Earnings: Yesterday, CRDO beat on both the top and bottom line and guided well; shares ripped after hours (trading >$140). That’s exactly the backdrop our “harvest IV” playbook is designed for.
The setup
We opened a financed call spread in CRDO with:
A Jan ’26 call spread (long $135 / short $155), and
A Sep ’25 bull put spread (short $110 / long $105) to offset call cost.
Our entry filled at a net debit of $2.97 per spread.
Why this exemplifies “harvesting IV”
When we opened the trade, implied volatility (IV) in the near-dated puts was rich. Selling that put spread helped finance the call spread. Now, after the earnings surge, the intrinsic + IV crush lets us buy back that short put spread cheaply.

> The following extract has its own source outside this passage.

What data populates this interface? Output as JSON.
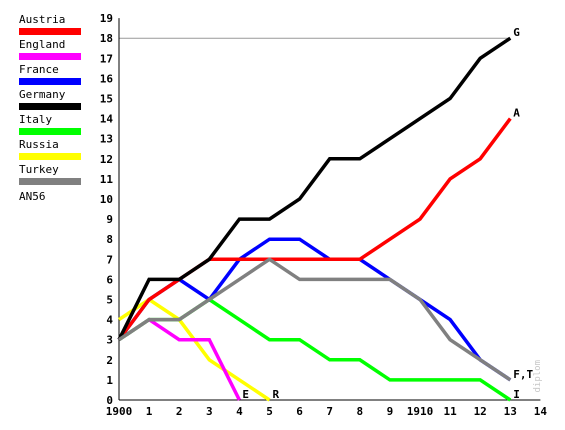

We have a GTC buy-to-close at $0.20 on the Sep put spread. If it fills this month (as we expect after last night), here’s how the risk/reward shifts:
Before buying back the put spread
Max upside (if CRDO ≥ $155 by Jan ’26):
Width of call spread ($20) − entry debit ($2.97) = $17.03 ⇒ $1,703 per contract.Max loss (tail risk while the Sep puts are alive):
Entry debit ($2.97) + max loss of $110/$105 put spread ($5) = $7.97 ⇒ $797 per contract (broker rounded ~$810).

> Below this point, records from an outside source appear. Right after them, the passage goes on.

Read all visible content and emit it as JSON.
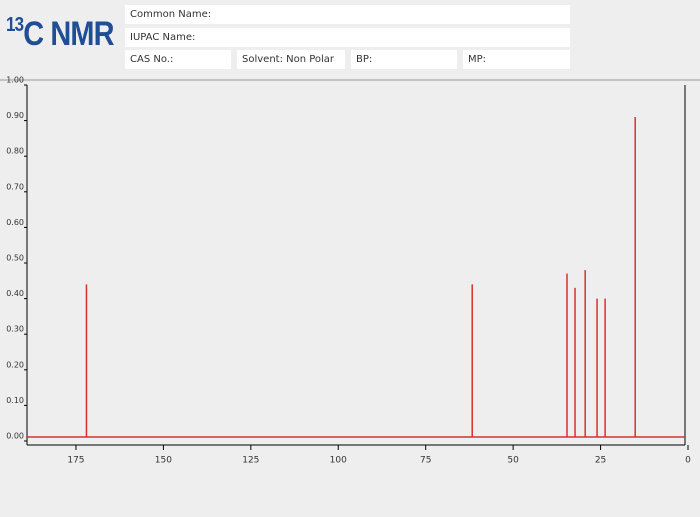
{
  "header": {
    "title_sup": "13",
    "title": "C NMR",
    "fields": [
      "Common Name:",
      "IUPAC Name:",
      "CAS No.:",
      "Solvent: Non Polar",
      "BP:",
      "MP:"
    ]
  },
  "chart_data": {
    "type": "stem",
    "color": "#d9302c",
    "x": [
      172.0,
      61.7,
      34.6,
      32.3,
      29.4,
      26.0,
      23.7,
      15.1
    ],
    "values": [
      0.44,
      0.44,
      0.47,
      0.43,
      0.48,
      0.4,
      0.4,
      0.91
    ],
    "xlim": [
      189,
      0
    ],
    "xticks": [
      175,
      150,
      125,
      100,
      75,
      50,
      25,
      0
    ],
    "ylim": [
      0,
      1
    ],
    "yticks": [
      {
        "value": 0,
        "label": "0.00"
      },
      {
        "value": 0.1,
        "label": "0.10"
      },
      {
        "value": 0.2,
        "label": "0.20"
      },
      {
        "value": 0.3,
        "label": "0.30"
      },
      {
        "value": 0.4,
        "label": "0.40"
      },
      {
        "value": 0.5,
        "label": "0.50"
      },
      {
        "value": 0.6,
        "label": "0.60"
      },
      {
        "value": 0.7,
        "label": "0.70"
      },
      {
        "value": 0.8,
        "label": "0.80"
      },
      {
        "value": 0.9,
        "label": "0.90"
      },
      {
        "value": 1,
        "label": "1.00"
      }
    ]
  }
}
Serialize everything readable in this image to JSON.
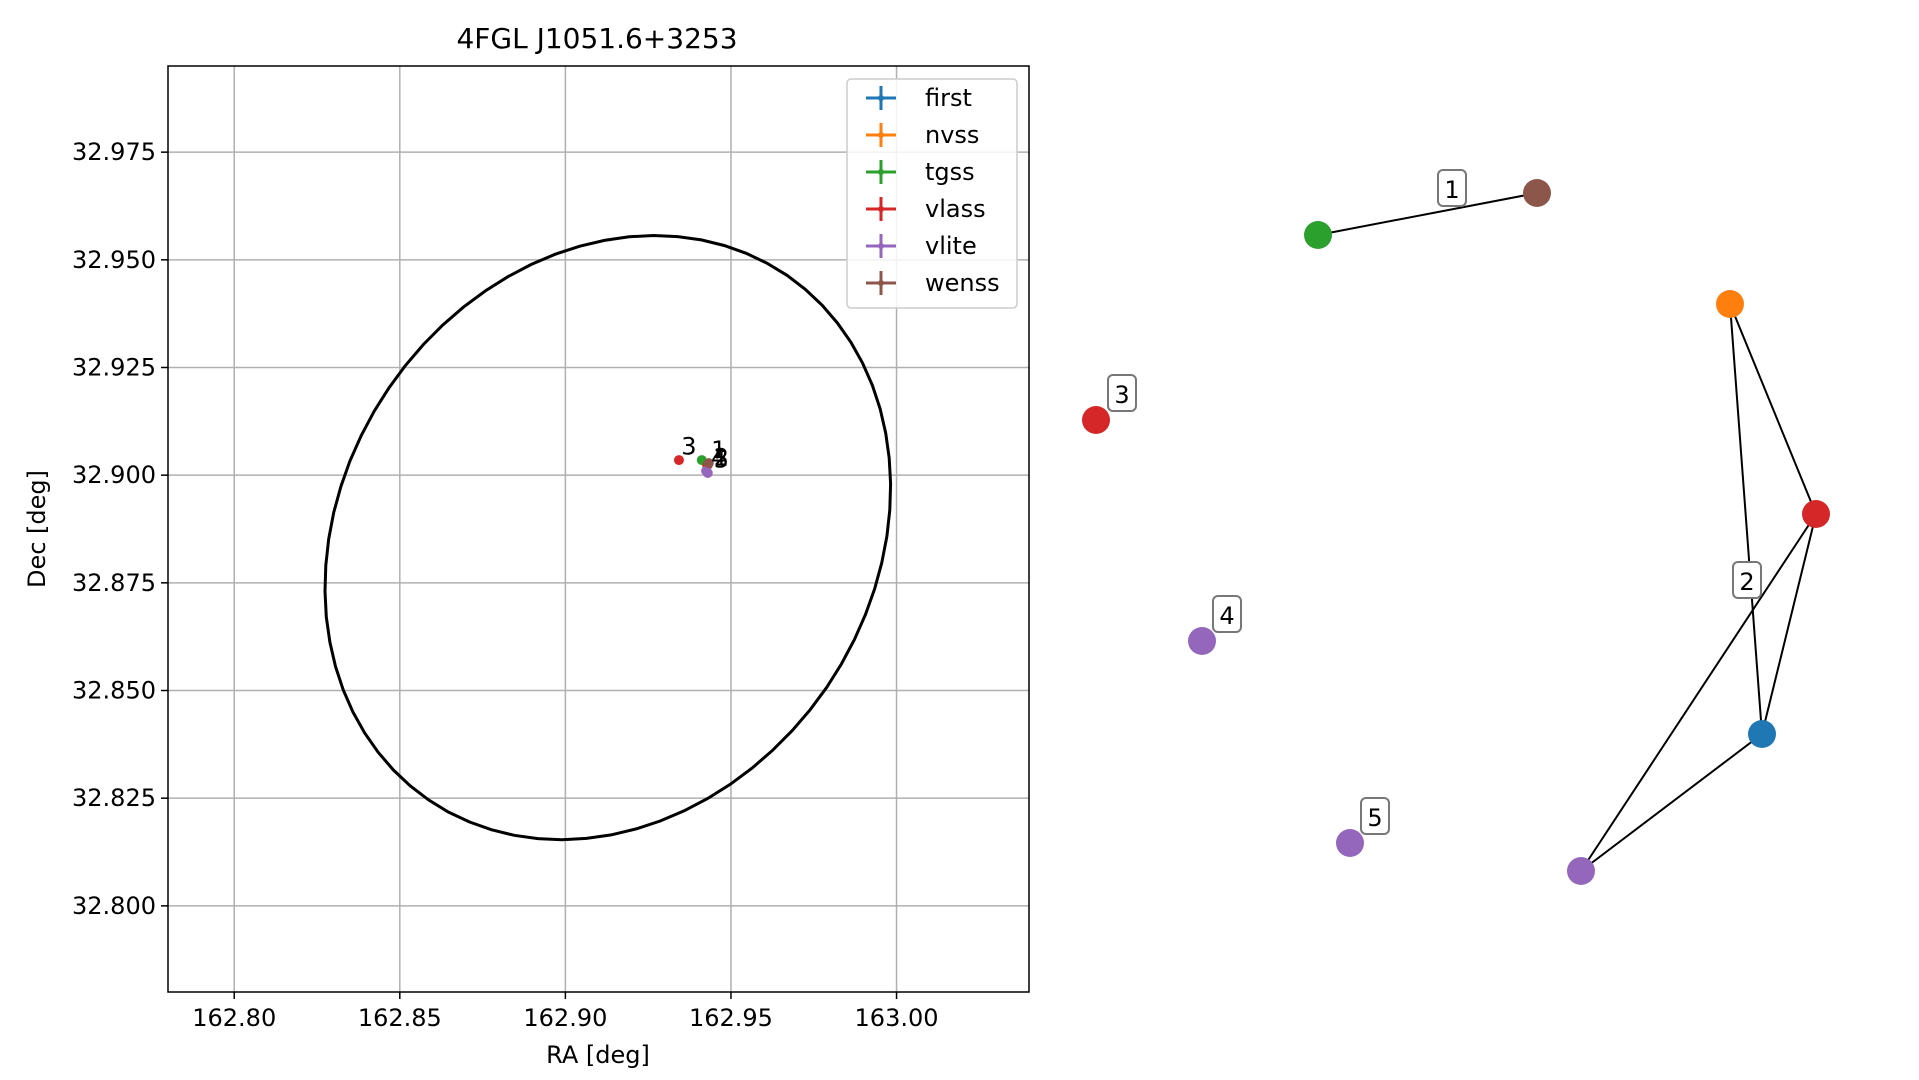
{
  "chart_data": [
    {
      "type": "scatter",
      "title": "4FGL J1051.6+3253",
      "xlabel": "RA [deg]",
      "ylabel": "Dec [deg]",
      "xlim": [
        162.78,
        163.04
      ],
      "ylim": [
        32.78,
        32.995
      ],
      "xticks": [
        "162.80",
        "162.85",
        "162.90",
        "162.95",
        "163.00"
      ],
      "xtick_values": [
        162.8,
        162.85,
        162.9,
        162.95,
        163.0
      ],
      "yticks": [
        "32.800",
        "32.825",
        "32.850",
        "32.875",
        "32.900",
        "32.925",
        "32.950",
        "32.975"
      ],
      "ytick_values": [
        32.8,
        32.825,
        32.85,
        32.875,
        32.9,
        32.925,
        32.95,
        32.975
      ],
      "grid": true,
      "legend_position": "top-right",
      "series": [
        {
          "name": "first",
          "color": "#1f77b4",
          "points": [
            [
              162.9428,
              32.9022
            ]
          ]
        },
        {
          "name": "nvss",
          "color": "#ff7f0e",
          "points": [
            [
              162.9427,
              32.9026
            ]
          ]
        },
        {
          "name": "tgss",
          "color": "#2ca02c",
          "points": [
            [
              162.9412,
              32.9035
            ]
          ]
        },
        {
          "name": "vlass",
          "color": "#d62728",
          "points": [
            [
              162.9343,
              32.9035
            ],
            [
              162.943,
              32.9024
            ]
          ]
        },
        {
          "name": "vlite",
          "color": "#9467bd",
          "points": [
            [
              162.943,
              32.9005
            ],
            [
              162.9425,
              32.901
            ]
          ]
        },
        {
          "name": "wenss",
          "color": "#8c564b",
          "points": [
            [
              162.9433,
              32.9028
            ]
          ]
        }
      ],
      "point_labels": [
        {
          "text": "3",
          "x": 162.935,
          "y": 32.9048
        },
        {
          "text": "1",
          "x": 162.944,
          "y": 32.904
        },
        {
          "text": "2",
          "x": 162.9448,
          "y": 32.9022
        },
        {
          "text": "4",
          "x": 162.944,
          "y": 32.9022
        },
        {
          "text": "5",
          "x": 162.9448,
          "y": 32.9018
        }
      ],
      "ellipse": {
        "center": [
          162.9128,
          32.8855
        ],
        "semi_major": 0.0875,
        "semi_minor": 0.0675,
        "angle_deg": 20
      }
    },
    {
      "type": "network",
      "nodes": [
        {
          "id": "tgss",
          "color": "#2ca02c"
        },
        {
          "id": "wenss",
          "color": "#8c564b"
        },
        {
          "id": "nvss",
          "color": "#ff7f0e"
        },
        {
          "id": "vlass3",
          "color": "#d62728"
        },
        {
          "id": "vlass2",
          "color": "#d62728"
        },
        {
          "id": "vlite4",
          "color": "#9467bd"
        },
        {
          "id": "first",
          "color": "#1f77b4"
        },
        {
          "id": "vlite5",
          "color": "#9467bd"
        },
        {
          "id": "vlite2",
          "color": "#9467bd"
        }
      ],
      "edges": [
        [
          "tgss",
          "wenss"
        ],
        [
          "nvss",
          "vlass2"
        ],
        [
          "nvss",
          "first"
        ],
        [
          "vlass2",
          "first"
        ],
        [
          "vlass2",
          "vlite2"
        ],
        [
          "first",
          "vlite2"
        ]
      ],
      "group_labels": [
        {
          "text": "1"
        },
        {
          "text": "2"
        },
        {
          "text": "3"
        },
        {
          "text": "4"
        },
        {
          "text": "5"
        }
      ]
    }
  ]
}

After we buy back the put spread at $0.20
Your remaining position is just the Jan ’26 $135/$155 call spread with an effective basis of
$2.97 (original net) + $0.20 (buyback) = $3.17.New max upside: $20 − $3.17 = $16.83 ⇒ $1,683 per contract.
(Down just $20 from before—because we spent $0.20 to close the hedge.)New max loss: now only the call-spread basis $3.17 ⇒ $317 per contract.
(That’s the “harvest”: we’ve stripped out ~$480 of downside exposure while keeping almost all of the upside.)
In plain English: We sold near-dated put premium when IV was fat, then bought it back for dimes after the catalyst. What’s left is a long-dated upside ticket into the AI networking cycle—with a much smaller capital at risk.